Kim Cooper with the young sycamore clone / Richard Schave and Don Hodel with the cone of silt revealed when the hollow Eagle Tree fell (photos: Jensen Hallstrom)

This is a blow, but it still may not be too late to save the Eagle Tree to be a living witness for future generations of Angelenos. Please raise a glass of whatever is handy in honor of a cultural and historic landmark that is poised tonight between life and death. The Eagle Tree is dead – long live the Eagle Tree!


Update April 13, 2022 – Since the tree fell, we’ve been working hard to try to preserve this awesome natural, cultural and historic artifact by bringing together the city of Compton’s Public Works department, Chevron Oil, the office of Supervisor Holly J. Mitchell, the Natural History Museum and independent tree experts and historians. The massive trunk needs to be moved away from where it fell, and we hope it can be moved under the direction of the Natural History Museum’s curators with the aim of keeping it largely intact so the Eagle Tree can be exhibited and its ecological data studied. And the young clone tree that’s growing just behind the fallen trunk needs some love, too.

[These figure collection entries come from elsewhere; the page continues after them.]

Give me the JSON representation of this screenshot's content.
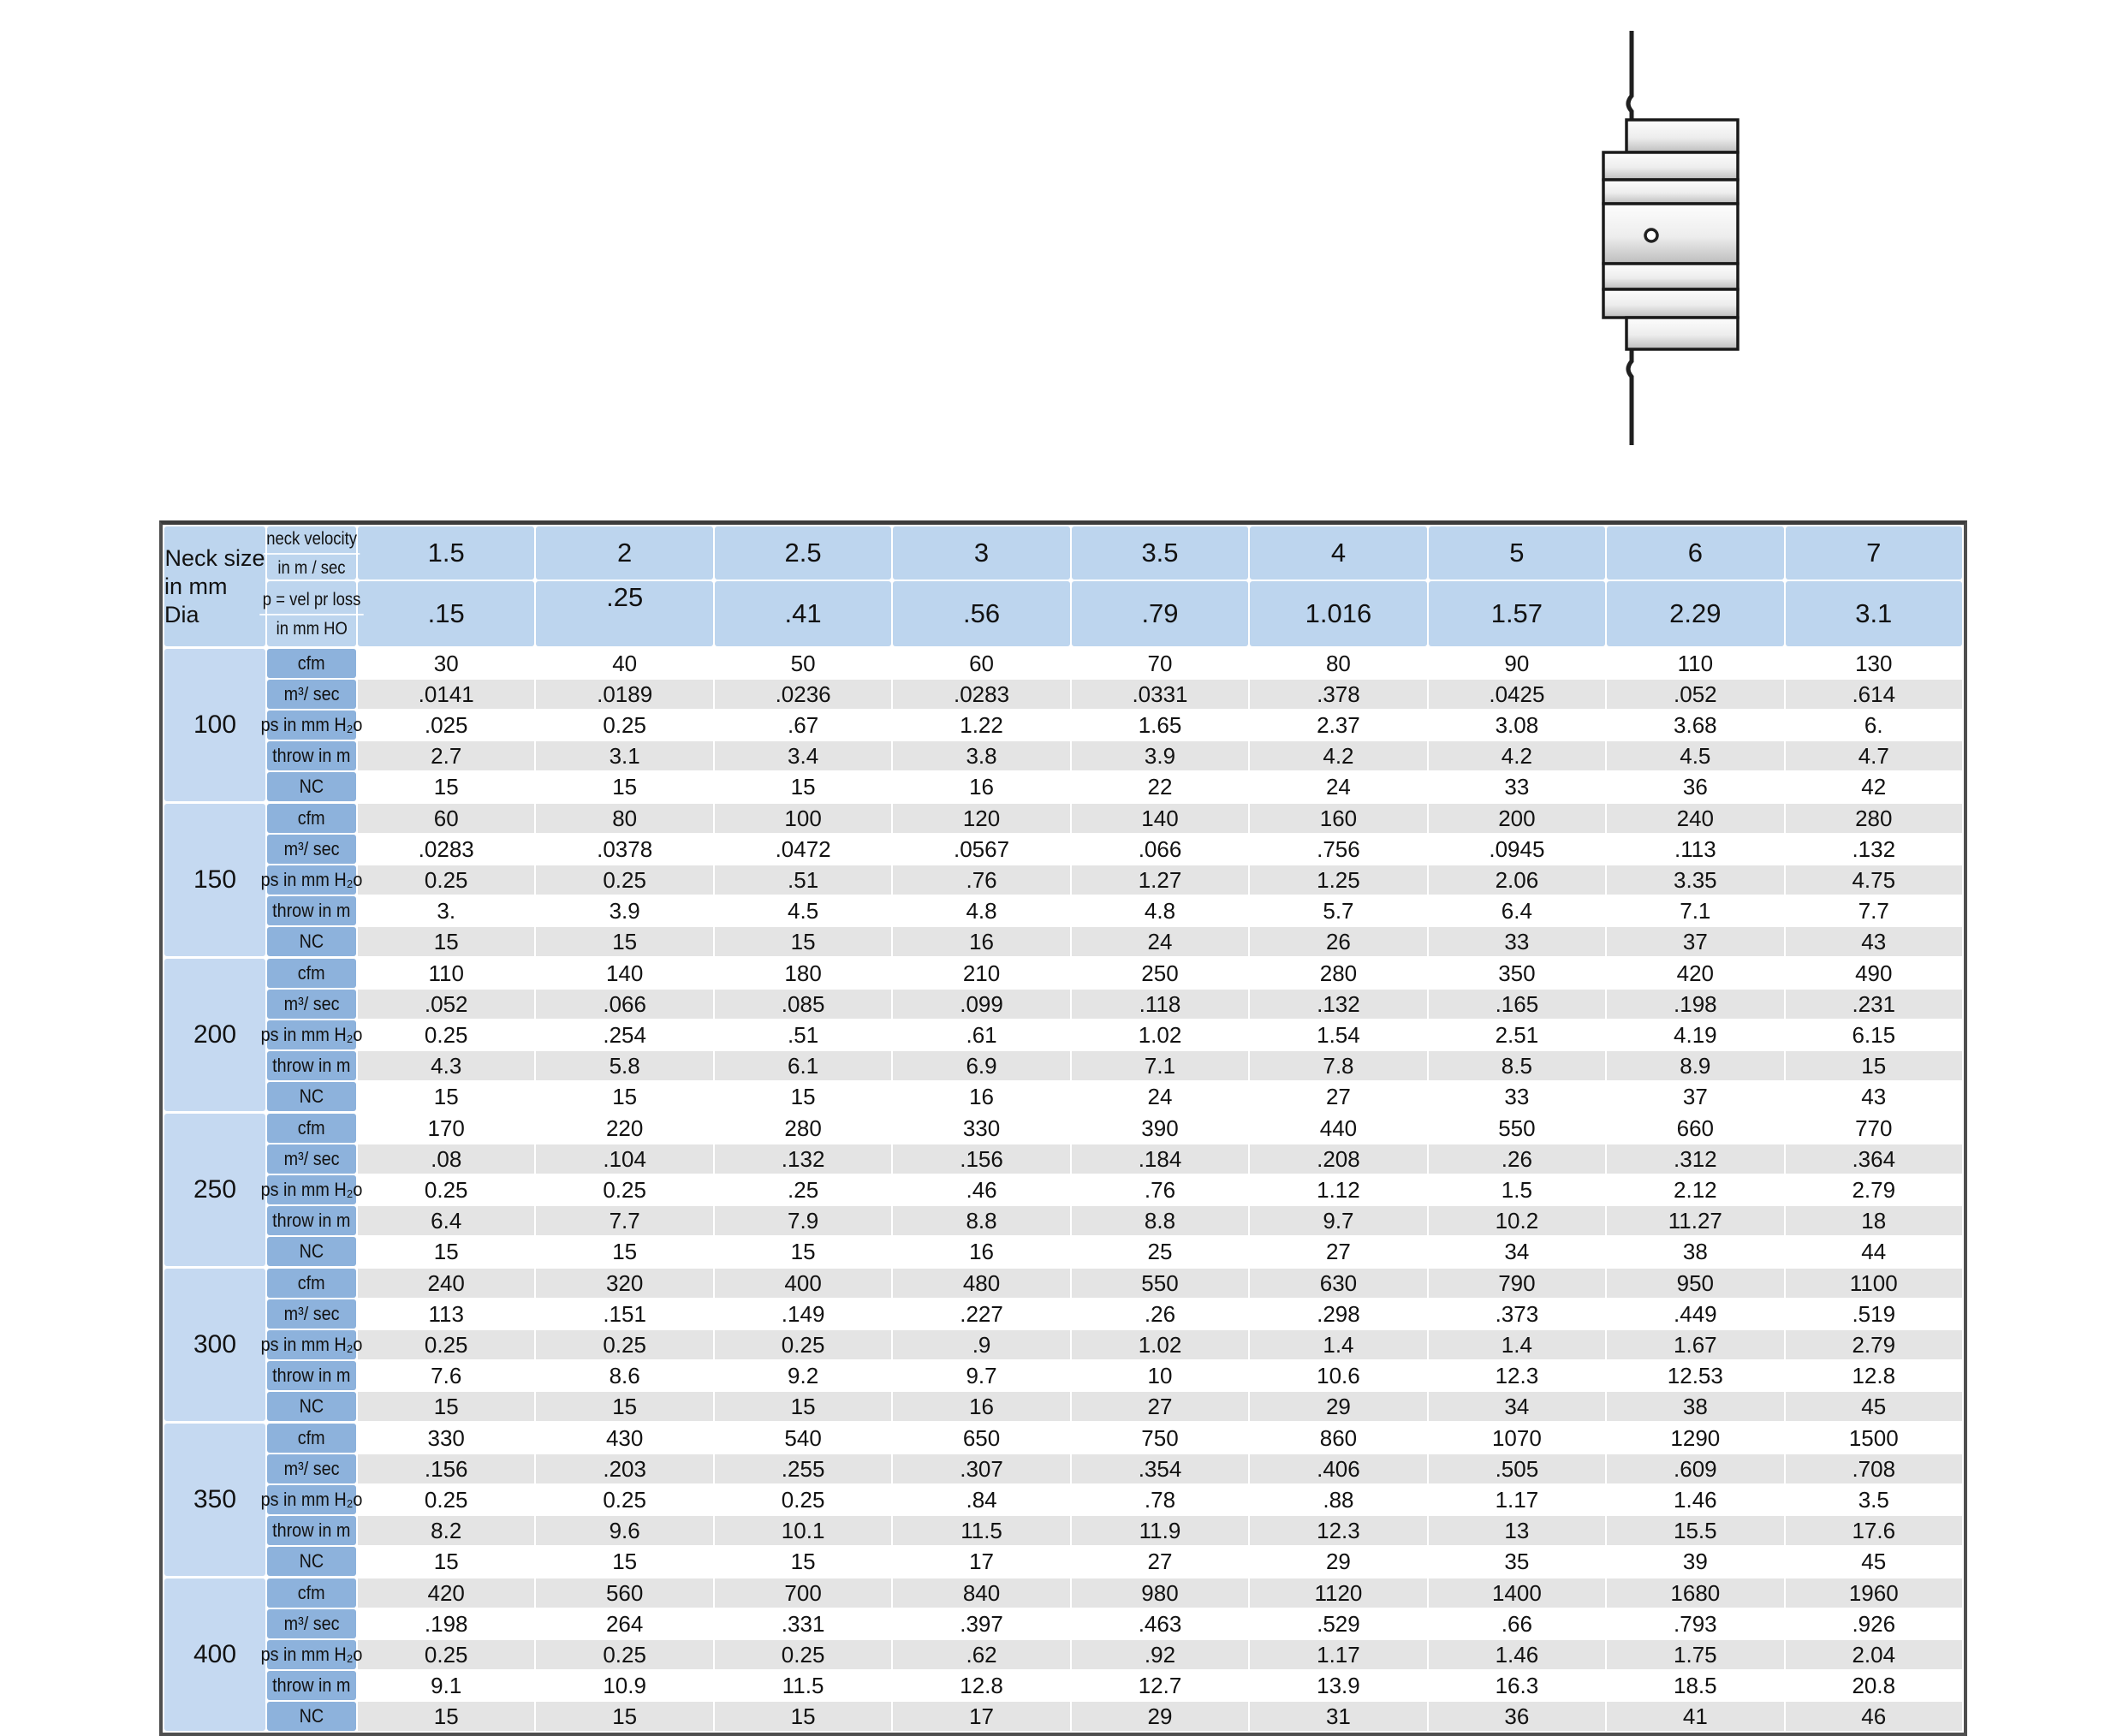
{
  "window": {
    "background": "#ffffff"
  },
  "diagram": {
    "type": "diffuser-cross-section-side-view",
    "bands": 7,
    "has_center_hole": true
  },
  "table": {
    "header": {
      "neck_size_line1": "Neck size",
      "neck_size_line2": "in mm Dia",
      "velocity_line1": "neck velocity",
      "velocity_line2": "in m / sec",
      "prloss_line1": "p = vel pr loss",
      "prloss_line2": "in mm HO",
      "velocities": [
        "1.5",
        "2",
        "2.5",
        "3",
        "3.5",
        "4",
        "5",
        "6",
        "7"
      ],
      "pressure_losses": [
        ".15",
        ".25",
        ".41",
        ".56",
        ".79",
        "1.016",
        "1.57",
        "2.29",
        "3.1"
      ]
    },
    "row_labels": [
      "cfm",
      "m³/ sec",
      "ps in mm H₂o",
      "throw in m",
      "NC"
    ],
    "blocks": [
      {
        "neck_size": "100",
        "rows": [
          [
            "30",
            "40",
            "50",
            "60",
            "70",
            "80",
            "90",
            "110",
            "130"
          ],
          [
            ".0141",
            ".0189",
            ".0236",
            ".0283",
            ".0331",
            ".378",
            ".0425",
            ".052",
            ".614"
          ],
          [
            ".025",
            "0.25",
            ".67",
            "1.22",
            "1.65",
            "2.37",
            "3.08",
            "3.68",
            "6."
          ],
          [
            "2.7",
            "3.1",
            "3.4",
            "3.8",
            "3.9",
            "4.2",
            "4.2",
            "4.5",
            "4.7"
          ],
          [
            "15",
            "15",
            "15",
            "16",
            "22",
            "24",
            "33",
            "36",
            "42"
          ]
        ]
      },
      {
        "neck_size": "150",
        "rows": [
          [
            "60",
            "80",
            "100",
            "120",
            "140",
            "160",
            "200",
            "240",
            "280"
          ],
          [
            ".0283",
            ".0378",
            ".0472",
            ".0567",
            ".066",
            ".756",
            ".0945",
            ".113",
            ".132"
          ],
          [
            "0.25",
            "0.25",
            ".51",
            ".76",
            "1.27",
            "1.25",
            "2.06",
            "3.35",
            "4.75"
          ],
          [
            "3.",
            "3.9",
            "4.5",
            "4.8",
            "4.8",
            "5.7",
            "6.4",
            "7.1",
            "7.7"
          ],
          [
            "15",
            "15",
            "15",
            "16",
            "24",
            "26",
            "33",
            "37",
            "43"
          ]
        ]
      },
      {
        "neck_size": "200",
        "rows": [
          [
            "110",
            "140",
            "180",
            "210",
            "250",
            "280",
            "350",
            "420",
            "490"
          ],
          [
            ".052",
            ".066",
            ".085",
            ".099",
            ".118",
            ".132",
            ".165",
            ".198",
            ".231"
          ],
          [
            "0.25",
            ".254",
            ".51",
            ".61",
            "1.02",
            "1.54",
            "2.51",
            "4.19",
            "6.15"
          ],
          [
            "4.3",
            "5.8",
            "6.1",
            "6.9",
            "7.1",
            "7.8",
            "8.5",
            "8.9",
            "15"
          ],
          [
            "15",
            "15",
            "15",
            "16",
            "24",
            "27",
            "33",
            "37",
            "43"
          ]
        ]
      },
      {
        "neck_size": "250",
        "rows": [
          [
            "170",
            "220",
            "280",
            "330",
            "390",
            "440",
            "550",
            "660",
            "770"
          ],
          [
            ".08",
            ".104",
            ".132",
            ".156",
            ".184",
            ".208",
            ".26",
            ".312",
            ".364"
          ],
          [
            "0.25",
            "0.25",
            ".25",
            ".46",
            ".76",
            "1.12",
            "1.5",
            "2.12",
            "2.79"
          ],
          [
            "6.4",
            "7.7",
            "7.9",
            "8.8",
            "8.8",
            "9.7",
            "10.2",
            "11.27",
            "18"
          ],
          [
            "15",
            "15",
            "15",
            "16",
            "25",
            "27",
            "34",
            "38",
            "44"
          ]
        ]
      },
      {
        "neck_size": "300",
        "rows": [
          [
            "240",
            "320",
            "400",
            "480",
            "550",
            "630",
            "790",
            "950",
            "1100"
          ],
          [
            "113",
            ".151",
            ".149",
            ".227",
            ".26",
            ".298",
            ".373",
            ".449",
            ".519"
          ],
          [
            "0.25",
            "0.25",
            "0.25",
            ".9",
            "1.02",
            "1.4",
            "1.4",
            "1.67",
            "2.79"
          ],
          [
            "7.6",
            "8.6",
            "9.2",
            "9.7",
            "10",
            "10.6",
            "12.3",
            "12.53",
            "12.8"
          ],
          [
            "15",
            "15",
            "15",
            "16",
            "27",
            "29",
            "34",
            "38",
            "45"
          ]
        ]
      },
      {
        "neck_size": "350",
        "rows": [
          [
            "330",
            "430",
            "540",
            "650",
            "750",
            "860",
            "1070",
            "1290",
            "1500"
          ],
          [
            ".156",
            ".203",
            ".255",
            ".307",
            ".354",
            ".406",
            ".505",
            ".609",
            ".708"
          ],
          [
            "0.25",
            "0.25",
            "0.25",
            ".84",
            ".78",
            ".88",
            "1.17",
            "1.46",
            "3.5"
          ],
          [
            "8.2",
            "9.6",
            "10.1",
            "11.5",
            "11.9",
            "12.3",
            "13",
            "15.5",
            "17.6"
          ],
          [
            "15",
            "15",
            "15",
            "17",
            "27",
            "29",
            "35",
            "39",
            "45"
          ]
        ]
      },
      {
        "neck_size": "400",
        "rows": [
          [
            "420",
            "560",
            "700",
            "840",
            "980",
            "1120",
            "1400",
            "1680",
            "1960"
          ],
          [
            ".198",
            "264",
            ".331",
            ".397",
            ".463",
            ".529",
            ".66",
            ".793",
            ".926"
          ],
          [
            "0.25",
            "0.25",
            "0.25",
            ".62",
            ".92",
            "1.17",
            "1.46",
            "1.75",
            "2.04"
          ],
          [
            "9.1",
            "10.9",
            "11.5",
            "12.8",
            "12.7",
            "13.9",
            "16.3",
            "18.5",
            "20.8"
          ],
          [
            "15",
            "15",
            "15",
            "17",
            "29",
            "31",
            "36",
            "41",
            "46"
          ]
        ]
      }
    ]
  },
  "colors": {
    "header_blue": "#bdd5ee",
    "neck_blue": "#c5d9f1",
    "label_blue": "#8db2dc",
    "stripe_gray": "#e4e4e4",
    "row_white": "#ffffff",
    "text": "#121212",
    "border": "#4f4f4f",
    "diagram_line": "#1f1f1f"
  }
}
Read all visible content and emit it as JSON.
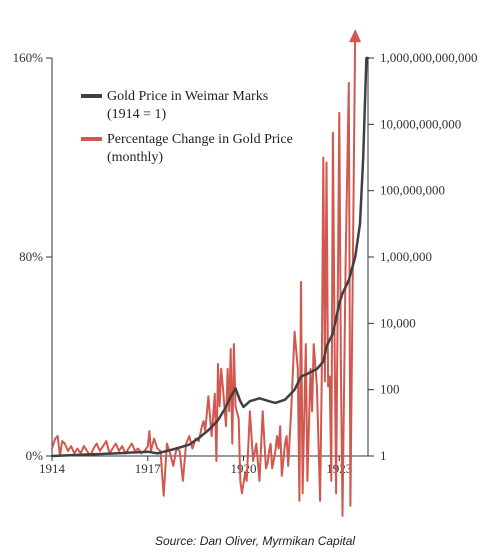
{
  "chart_data": {
    "type": "line",
    "title": "",
    "source": "Source: Dan Oliver, Myrmikan Capital",
    "legend": {
      "placement": "top-left",
      "entries": [
        {
          "series": "gold_marks",
          "lines": [
            "Gold Price in Weimar Marks",
            "(1914 = 1)"
          ]
        },
        {
          "series": "pct_change",
          "lines": [
            "Percentage Change in Gold Price",
            "(monthly)"
          ]
        }
      ]
    },
    "x_axis": {
      "range": [
        1914.0,
        1923.9
      ],
      "ticks": [
        1914,
        1917,
        1920,
        1923
      ],
      "tick_labels": [
        "1914",
        "1917",
        "1920",
        "1923"
      ]
    },
    "y_left": {
      "range": [
        0,
        160
      ],
      "ticks": [
        0,
        80,
        160
      ],
      "tick_labels": [
        "0%",
        "80%",
        "160%"
      ],
      "unit": "percent"
    },
    "y_right": {
      "scale": "log",
      "range": [
        1,
        1000000000000
      ],
      "ticks": [
        1,
        100,
        10000,
        1000000,
        100000000,
        10000000000,
        1000000000000
      ],
      "tick_labels": [
        "1",
        "100",
        "10,000",
        "1,000,000",
        "100,000,000",
        "10,000,000,000",
        "1,000,000,000,000"
      ]
    },
    "grid": false,
    "colors": {
      "gold_marks": "#404040",
      "pct_change": "#d0584e",
      "axis": "#333333"
    },
    "series": [
      {
        "key": "gold_marks",
        "axis": "right",
        "color": "#404040",
        "points": [
          [
            1914.0,
            1
          ],
          [
            1915.0,
            1.1
          ],
          [
            1916.0,
            1.2
          ],
          [
            1917.0,
            1.35
          ],
          [
            1917.3,
            1.2
          ],
          [
            1917.7,
            1.5
          ],
          [
            1918.0,
            1.8
          ],
          [
            1918.3,
            2.2
          ],
          [
            1918.6,
            3.5
          ],
          [
            1918.9,
            6
          ],
          [
            1919.2,
            12
          ],
          [
            1919.4,
            25
          ],
          [
            1919.6,
            60
          ],
          [
            1919.75,
            110
          ],
          [
            1919.9,
            45
          ],
          [
            1920.0,
            30
          ],
          [
            1920.2,
            45
          ],
          [
            1920.5,
            55
          ],
          [
            1920.8,
            45
          ],
          [
            1921.0,
            40
          ],
          [
            1921.3,
            50
          ],
          [
            1921.6,
            100
          ],
          [
            1921.8,
            250
          ],
          [
            1922.0,
            300
          ],
          [
            1922.3,
            420
          ],
          [
            1922.5,
            700
          ],
          [
            1922.6,
            2000
          ],
          [
            1922.8,
            5000
          ],
          [
            1923.0,
            40000
          ],
          [
            1923.1,
            80000
          ],
          [
            1923.3,
            200000
          ],
          [
            1923.5,
            1000000
          ],
          [
            1923.65,
            10000000
          ],
          [
            1923.75,
            1000000000
          ],
          [
            1923.85,
            1000000000000
          ],
          [
            1923.9,
            1000000000000
          ]
        ]
      },
      {
        "key": "pct_change",
        "axis": "left",
        "color": "#d0584e",
        "arrow_at_end": true,
        "points": [
          [
            1914.0,
            3
          ],
          [
            1914.1,
            7
          ],
          [
            1914.18,
            8
          ],
          [
            1914.25,
            0
          ],
          [
            1914.32,
            6
          ],
          [
            1914.4,
            5
          ],
          [
            1914.5,
            2
          ],
          [
            1914.6,
            4
          ],
          [
            1914.7,
            1
          ],
          [
            1914.8,
            3
          ],
          [
            1914.9,
            1
          ],
          [
            1915.0,
            4
          ],
          [
            1915.1,
            2
          ],
          [
            1915.2,
            0
          ],
          [
            1915.3,
            3
          ],
          [
            1915.4,
            5
          ],
          [
            1915.5,
            2
          ],
          [
            1915.6,
            4
          ],
          [
            1915.7,
            6
          ],
          [
            1915.8,
            1
          ],
          [
            1915.9,
            3
          ],
          [
            1916.0,
            5
          ],
          [
            1916.1,
            2
          ],
          [
            1916.2,
            4
          ],
          [
            1916.3,
            1
          ],
          [
            1916.4,
            3
          ],
          [
            1916.5,
            5
          ],
          [
            1916.6,
            2
          ],
          [
            1916.7,
            3
          ],
          [
            1916.8,
            1
          ],
          [
            1916.9,
            2
          ],
          [
            1917.0,
            4
          ],
          [
            1917.05,
            10
          ],
          [
            1917.1,
            2
          ],
          [
            1917.2,
            7
          ],
          [
            1917.3,
            3
          ],
          [
            1917.4,
            2
          ],
          [
            1917.5,
            -16
          ],
          [
            1917.6,
            5
          ],
          [
            1917.7,
            1
          ],
          [
            1917.8,
            -4
          ],
          [
            1917.9,
            3
          ],
          [
            1918.0,
            2
          ],
          [
            1918.1,
            -10
          ],
          [
            1918.2,
            5
          ],
          [
            1918.3,
            8
          ],
          [
            1918.4,
            3
          ],
          [
            1918.5,
            7
          ],
          [
            1918.6,
            6
          ],
          [
            1918.7,
            12
          ],
          [
            1918.75,
            14
          ],
          [
            1918.8,
            10
          ],
          [
            1918.9,
            24
          ],
          [
            1919.0,
            8
          ],
          [
            1919.1,
            25
          ],
          [
            1919.15,
            -2
          ],
          [
            1919.2,
            37
          ],
          [
            1919.25,
            20
          ],
          [
            1919.3,
            35
          ],
          [
            1919.35,
            28
          ],
          [
            1919.45,
            12
          ],
          [
            1919.5,
            35
          ],
          [
            1919.55,
            18
          ],
          [
            1919.6,
            43
          ],
          [
            1919.65,
            5
          ],
          [
            1919.7,
            45
          ],
          [
            1919.75,
            20
          ],
          [
            1919.85,
            15
          ],
          [
            1919.9,
            -10
          ],
          [
            1919.95,
            -15
          ],
          [
            1920.05,
            -7
          ],
          [
            1920.1,
            -10
          ],
          [
            1920.2,
            18
          ],
          [
            1920.3,
            -2
          ],
          [
            1920.4,
            5
          ],
          [
            1920.5,
            -10
          ],
          [
            1920.6,
            18
          ],
          [
            1920.7,
            -5
          ],
          [
            1920.75,
            -3
          ],
          [
            1920.8,
            2
          ],
          [
            1920.85,
            5
          ],
          [
            1920.9,
            -5
          ],
          [
            1921.0,
            2
          ],
          [
            1921.05,
            8
          ],
          [
            1921.1,
            3
          ],
          [
            1921.15,
            12
          ],
          [
            1921.2,
            -8
          ],
          [
            1921.3,
            5
          ],
          [
            1921.35,
            8
          ],
          [
            1921.4,
            -4
          ],
          [
            1921.5,
            20
          ],
          [
            1921.6,
            50
          ],
          [
            1921.7,
            35
          ],
          [
            1921.75,
            -18
          ],
          [
            1921.8,
            70
          ],
          [
            1921.85,
            -15
          ],
          [
            1921.9,
            15
          ],
          [
            1921.95,
            45
          ],
          [
            1922.0,
            -10
          ],
          [
            1922.1,
            35
          ],
          [
            1922.15,
            18
          ],
          [
            1922.2,
            45
          ],
          [
            1922.3,
            28
          ],
          [
            1922.4,
            -18
          ],
          [
            1922.45,
            30
          ],
          [
            1922.5,
            120
          ],
          [
            1922.55,
            30
          ],
          [
            1922.6,
            118
          ],
          [
            1922.65,
            28
          ],
          [
            1922.7,
            32
          ],
          [
            1922.75,
            -10
          ],
          [
            1922.8,
            130
          ],
          [
            1922.85,
            50
          ],
          [
            1922.9,
            -15
          ],
          [
            1923.0,
            138
          ],
          [
            1923.05,
            35
          ],
          [
            1923.1,
            -24
          ],
          [
            1923.2,
            80
          ],
          [
            1923.3,
            150
          ],
          [
            1923.35,
            -20
          ],
          [
            1923.5,
            170
          ]
        ]
      }
    ]
  }
}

Update: April 30, 2022 – The Eagle Tree has landed, safe thanks to all the good work of our preservation pals at Mr. Crane. The oldest tree in Compton will live again as a historic object. More soon.

Update: October 3, 2022 – Here’s a story from The Museum Review, the newsletter of the Dominguez Rancho Adobe Museum, about the Eagle Tree falling, its rich history and our hopes that both the giant toppled trunk and the young saplings can remain a part of living history in the community. The work continues. Stay tuned for updates as we have them.

Update: August 2023 – In Alta Magazine, Ajay Orona reports on how the Eagle Tree went from a healthy shade tree to a bare 14,000 pound stump vulnerable to sudden collapse, the loose network of friends who have cared for it in life and in death, and about the delicate negotiations to preserve the sentinel tree’s genetic material before Chevron Oil chopped down its child. Plus, a special subscriber’s edition of our newsletter reveals the treasures that were hiding inside the Eagle Tree’s trunk!

Update: January 2024 – Announcing the Eagle Tree Clone Distribution project, a collaborative effort by Esotouric, Dr. Donald R. Hodel and botanists at The Huntington Library, Art Museum, and Botanical Gardens, California Botanic Garden in Claremont and the Theodore Payne Foundation to care for genetically identical young Eagle Trees and distribute them around Southern California. The Eagle Tree Is Alive!

Concerned neighbor Nick reports that Chevron has now paved the fee strip where the Eagle Tree grew for centuries. The monument stone and plaque remain in place. We still intend to advocate for an Eagle Tree clone to be returned to this historic spot, which has rich soil underneath the asphalt!

Update 1/29/2024: The Eagle Tree and the clone distribution project are featured in Ryan Bradley’s Los Angeles Times story The Greatest Trees of Los Angeles.